The only option which was most likely to cause an IMMEDIATE deescalation of the situation and cause her to drop the knife with minimal injury was:
This is what happened. It was immediately effective. The effects lasted seconds but it caused her to drop the knife, drop to the floor and allowed me and colleagues to step forward and restrain her in handcuffs.
No rolling round on the floor struggling. No prolonged restraint bringing the risks of positional asphyxia or cardiac arrest. No injury to her or us.
I took no enjoyment from that scenario but what other viable options existed?
What Mr Jenkins is suggesting is that when faced with a suicidal self harmer the only option is to keep talking to them. Even the most highly trained mental health practitioner runs out of talking after a while.
I suspect this is a debate that will carry on for some time, as there are no easy answers.
Given that we’ve been talking about people with mental illnesses acting aggressively, I think it’s important to have a sense of proportion about these things. Which makes it rather timely that the Madosphere’s favourite data hound Neuroskeptic has reported on a study into the relationship between mental illness and crime.
Overall this confirms that the great majority of crimes, including violent ones, are not committed by people with mental illness, and that your chance of getting ‘murdered by a lunatic’ is incredibly low. This strikes me as the only statistic that matters to most people.
There’s a long-standing debate over whether people with various disorders are more likely to commit crimes than they would be if they didn’t have one, the relative risk. While interesting, this is a purely academic question. What the rest of us need to know is the absolute risk, and this is low.
Chaos and Control reflects back on a saga from a year ago, when she was prevented from writing her blog while a psychiatric inpatient.
What I experienced was not physical abuse, I would recommend checking out@Sectioned_ on twitter and their blog for more thoughts on that. Instead, I would suggest the way I was treated was ?misinformed ?misguided.. no, none of those words work. Well, the way I was treated was wrong. In April I met up with the Ward Manager and received an apology from Oxford Health Trust regarding their actions. I am glad that there has been recognition and acknowledgement that asking me to stop blogging while I was an inpatient was not the best course of action.
On multiple occasions (via twitter, in person and on the phone) I have offered to help Oxford Health write a policy surrounding the use of social media on inpatient wards. I am saddened that, as yet, they have not taken me up on this offer. In addition, the last time I checked in with the trust (via twitter), they had not written the policy. This seems like such a wasted opportunity to me. Social media is not going to go away.

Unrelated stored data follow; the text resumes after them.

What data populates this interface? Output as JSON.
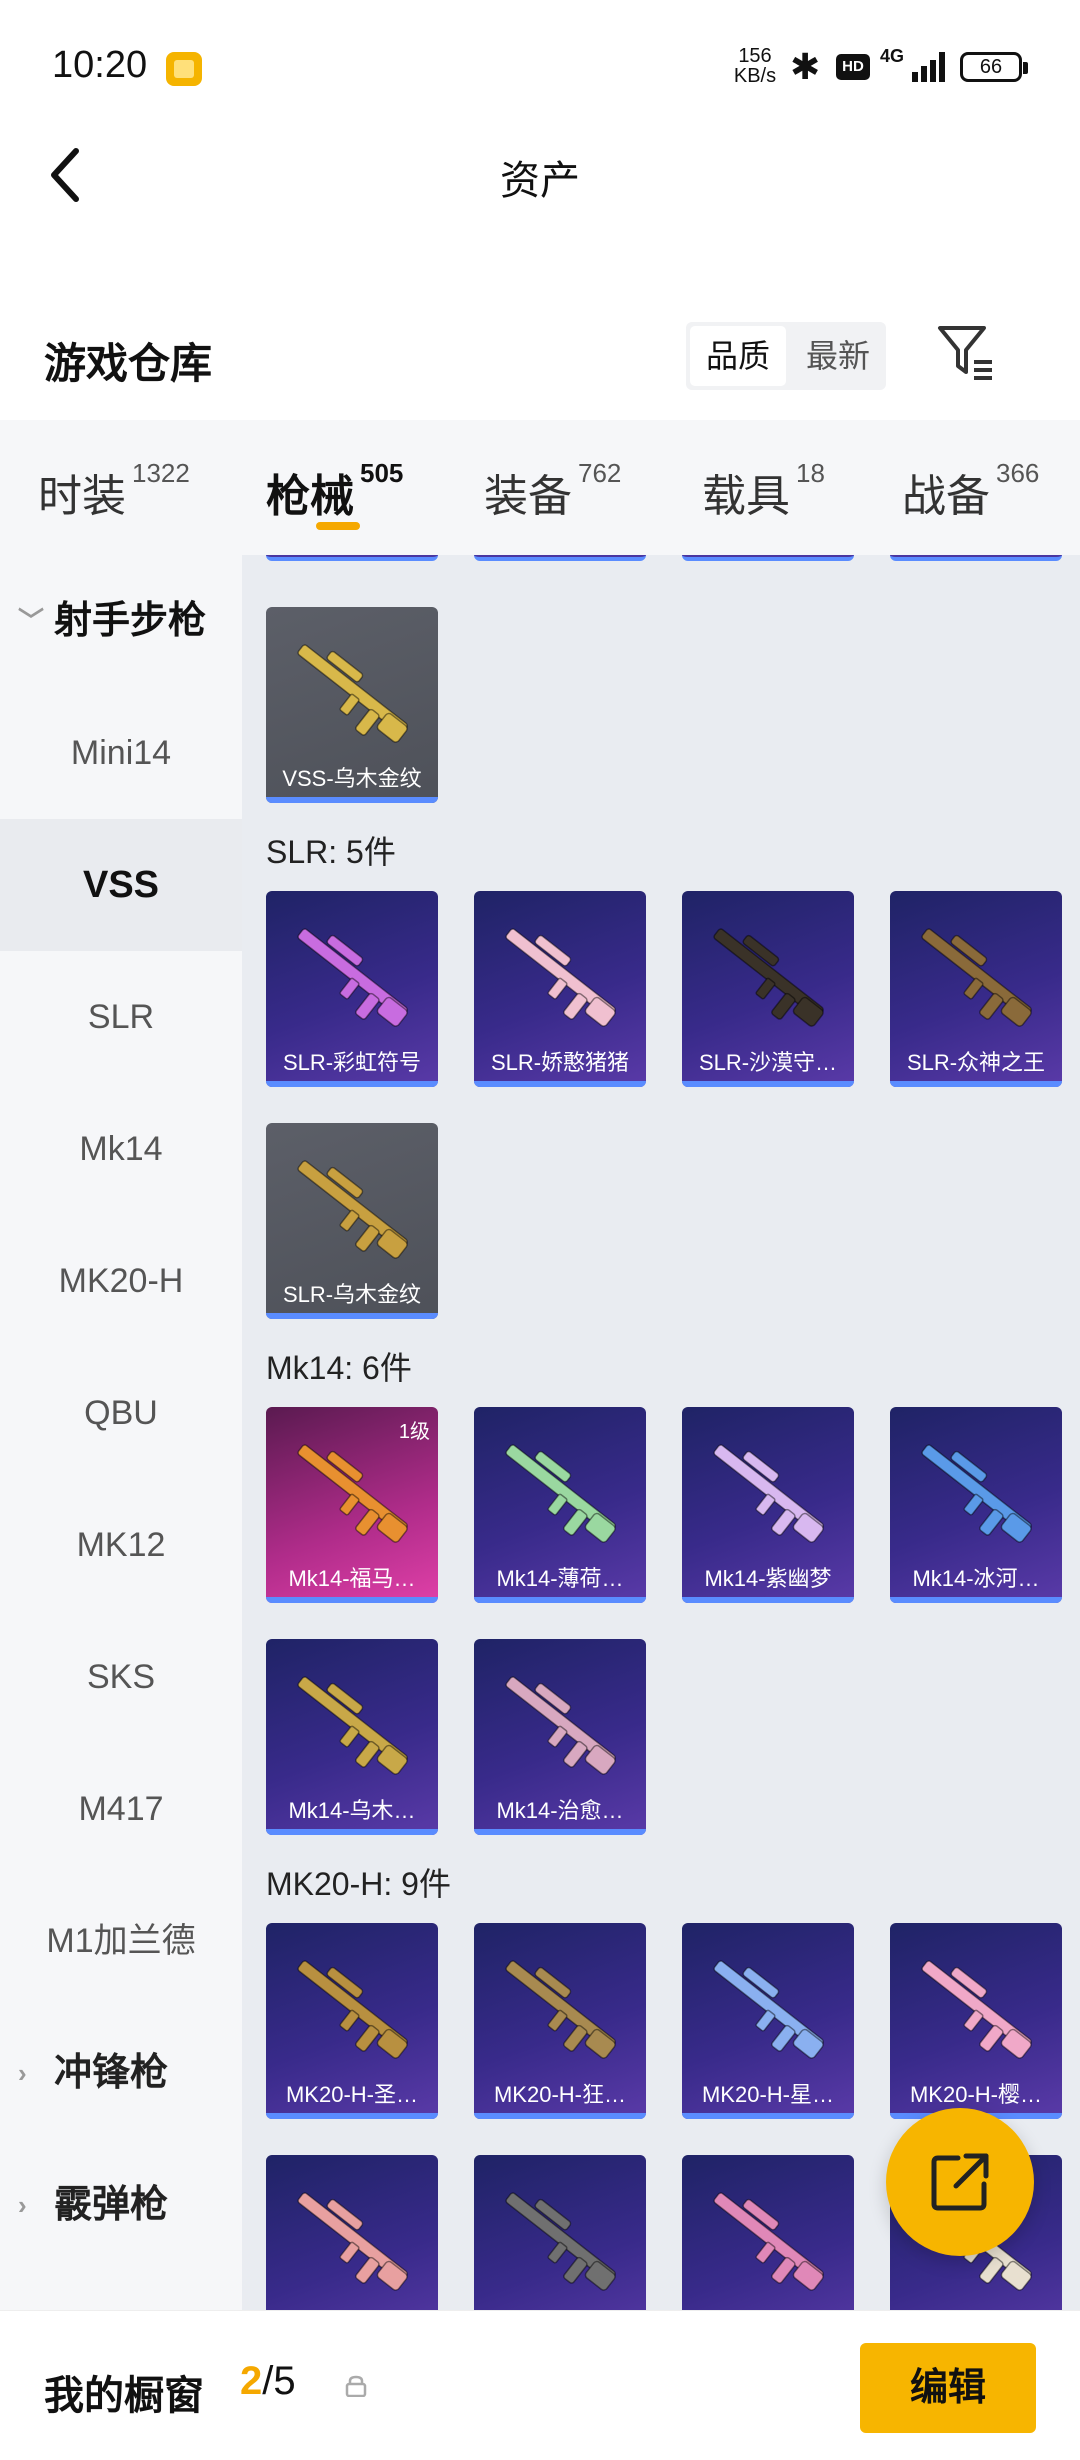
{
  "status_bar": {
    "time": "10:20",
    "net_speed_value": "156",
    "net_speed_unit": "KB/s",
    "hd": "HD",
    "network": "4G",
    "battery": "66"
  },
  "nav": {
    "title": "资产"
  },
  "warehouse": {
    "title": "游戏仓库",
    "sort_options": [
      "品质",
      "最新"
    ]
  },
  "tabs": [
    {
      "label": "时装",
      "count": "1322"
    },
    {
      "label": "枪械",
      "count": "505"
    },
    {
      "label": "装备",
      "count": "762"
    },
    {
      "label": "载具",
      "count": "18"
    },
    {
      "label": "战备",
      "count": "366"
    }
  ],
  "sidebar": {
    "group_open": "射手步枪",
    "items": [
      "Mini14",
      "VSS",
      "SLR",
      "Mk14",
      "MK20-H",
      "QBU",
      "MK12",
      "SKS",
      "M417",
      "M1加兰德"
    ],
    "groups_collapsed": [
      "冲锋枪",
      "霰弹枪"
    ]
  },
  "grid": {
    "vss_items": [
      "VSS-乌木金纹"
    ],
    "slr_title": "SLR: 5件",
    "slr_items": [
      "SLR-彩虹符号",
      "SLR-娇憨猪猪",
      "SLR-沙漠守…",
      "SLR-众神之王",
      "SLR-乌木金纹"
    ],
    "mk14_title": "Mk14: 6件",
    "mk14_items": [
      "Mk14-福马…",
      "Mk14-薄荷…",
      "Mk14-紫幽梦",
      "Mk14-冰河…",
      "Mk14-乌木…",
      "Mk14-治愈…"
    ],
    "mk14_level": "1级",
    "mk20_title": "MK20-H: 9件",
    "mk20_items": [
      "MK20-H-圣…",
      "MK20-H-狂…",
      "MK20-H-星…",
      "MK20-H-樱…"
    ]
  },
  "bottom": {
    "title": "我的橱窗",
    "current": "2",
    "total": "/5",
    "edit_label": "编辑"
  },
  "colors": {
    "accent": "#f7b500",
    "card_purple": "#382a8a",
    "card_gray": "#55585f",
    "card_pink": "#b02c8a"
  },
  "icons": [
    "back-arrow-icon",
    "filter-icon",
    "share-icon",
    "lock-icon",
    "chevron-down-icon",
    "chevron-right-icon",
    "bluetooth-icon",
    "signal-icon",
    "battery-icon"
  ]
}
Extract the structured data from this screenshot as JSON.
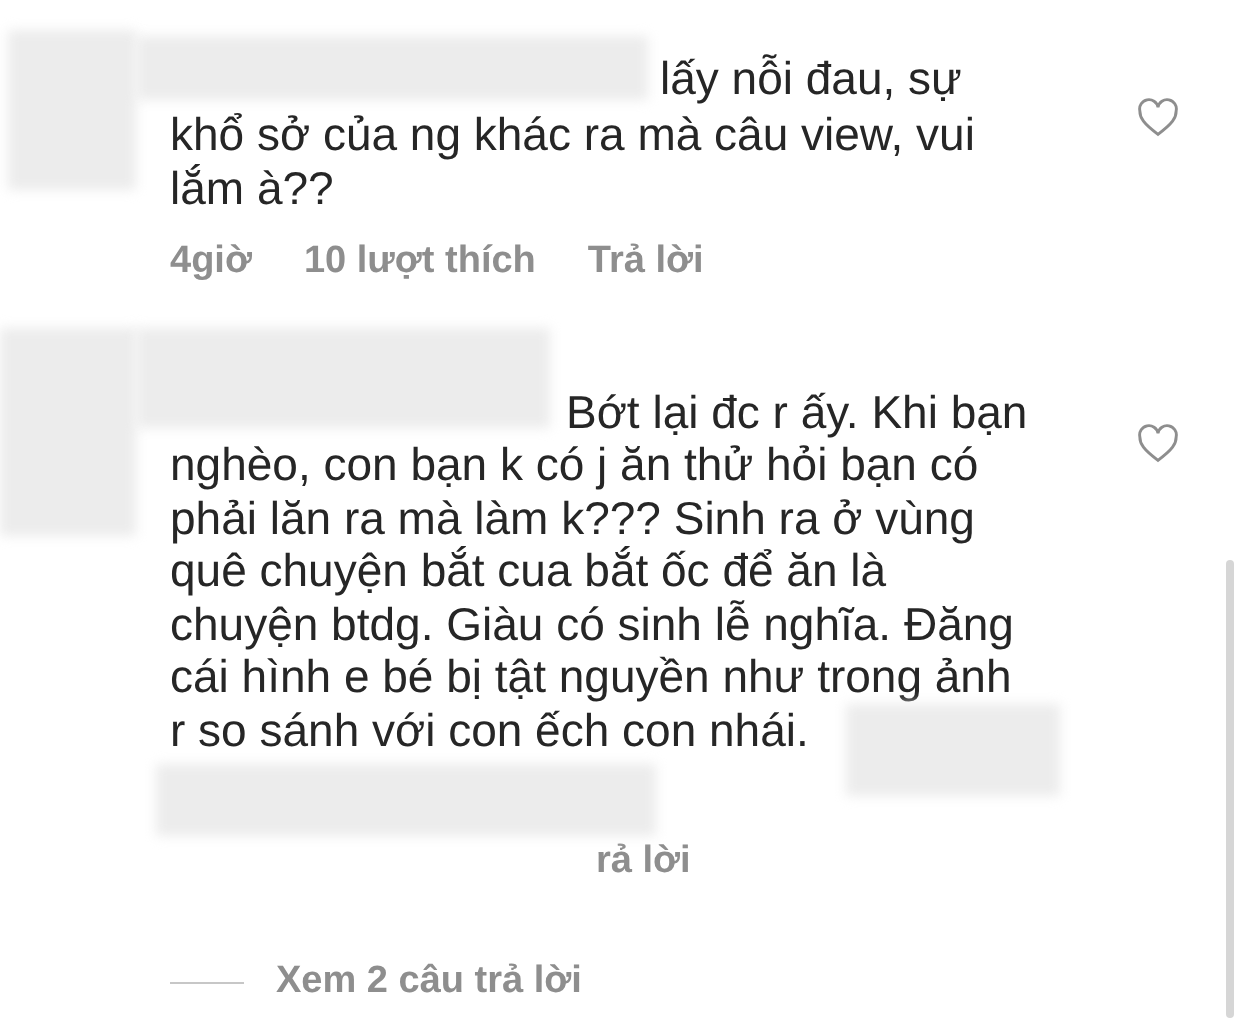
{
  "comments": [
    {
      "lines": [
        "lấy nỗi đau, sự",
        "khổ sở của ng khác ra mà câu view, vui",
        "lắm à??"
      ],
      "meta": {
        "time": "4giờ",
        "likes": "10 lượt thích",
        "reply": "Trả lời"
      },
      "liked": false
    },
    {
      "lines": [
        "Bớt lại đc r ấy. Khi bạn",
        "nghèo, con bạn k có j ăn thử hỏi bạn có",
        "phải lăn ra mà làm k??? Sinh ra ở vùng",
        "quê chuyện bắt cua bắt ốc để ăn là",
        "chuyện btdg. Giàu có sinh lễ nghĩa. Đăng",
        "cái hình e bé bị tật nguyền như trong ảnh",
        "r so sánh với con ếch con nhái."
      ],
      "meta": {
        "reply": "rả lời"
      },
      "liked": false
    }
  ],
  "view_replies": "Xem 2 câu trả lời"
}
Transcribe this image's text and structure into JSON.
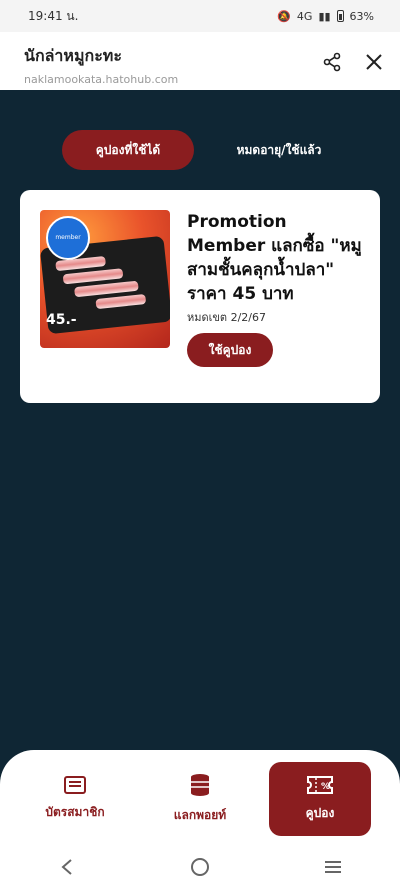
{
  "status_bar": {
    "time": "19:41 น.",
    "network": "4G",
    "battery": "63%"
  },
  "header": {
    "title": "นักล่าหมูกะทะ",
    "url": "naklamookata.hatohub.com",
    "share_icon": "share-icon",
    "close_icon": "close-icon"
  },
  "tabs": [
    {
      "label": "คูปองที่ใช้ได้",
      "active": true
    },
    {
      "label": "หมดอายุ/ใช้แล้ว",
      "active": false
    }
  ],
  "coupon": {
    "title": "Promotion Member แลกซื้อ \"หมูสามชั้นคลุกน้ำปลา\" ราคา 45 บาท",
    "expiry": "หมดเขต 2/2/67",
    "button_label": "ใช้คูปอง",
    "image": {
      "badge_text": "member",
      "price_text": "45.-"
    }
  },
  "bottom_nav": [
    {
      "label": "บัตรสมาชิก",
      "icon": "member-card-icon",
      "active": false
    },
    {
      "label": "แลกพอยท์",
      "icon": "coins-icon",
      "active": false
    },
    {
      "label": "คูปอง",
      "icon": "coupon-icon",
      "active": true
    }
  ],
  "colors": {
    "background": "#0f2634",
    "accent": "#8a1d1f",
    "card": "#ffffff"
  }
}
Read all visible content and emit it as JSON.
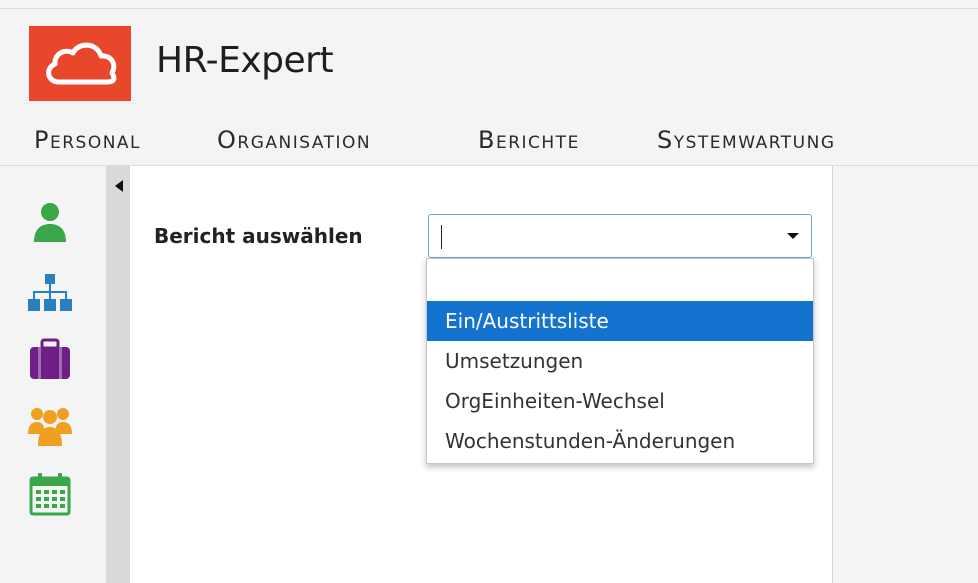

You Don’t Look Jewish (who has just renamed her blog to Sharks in the Deep End) has created a Sims Mental Health Unit.
As we approach the unit, it becomes obvious that no expense has been spared on fancy doors and big windows, these have been shown, through an evidence base to not only improve patient care (just don’t ask to see the evidence), but also increases mental health within the community by creating employment for otherwise idle glaziers – this is what makes this unit a true community-enhancing venture™ - I shall invoice the Simlish NHS Foundation Trust accordingly…
A large waiting room for visitors is provided, with a giant bulletin board full of exciting research projects to choose from and there’s even some magazines lying around, though I suspect not for much longer as no doubt they are an infection control hazard… The tissues are still around after the whole zombie-flu epidemic, which would have caused the end of the world had it not been for anti-bacterial-alcol-gel and kleenex (which the Mayan’s hadn’t predicted)… But having provided all the necessary equipment to delay if not prevent the apocalypse I shall invoice the Simlish NHS Foundation Trust accordingly…
This week’s wildcard was suggested to me by Chaos and Control, who pointed out a lovely selection of knitted Star Wars characters.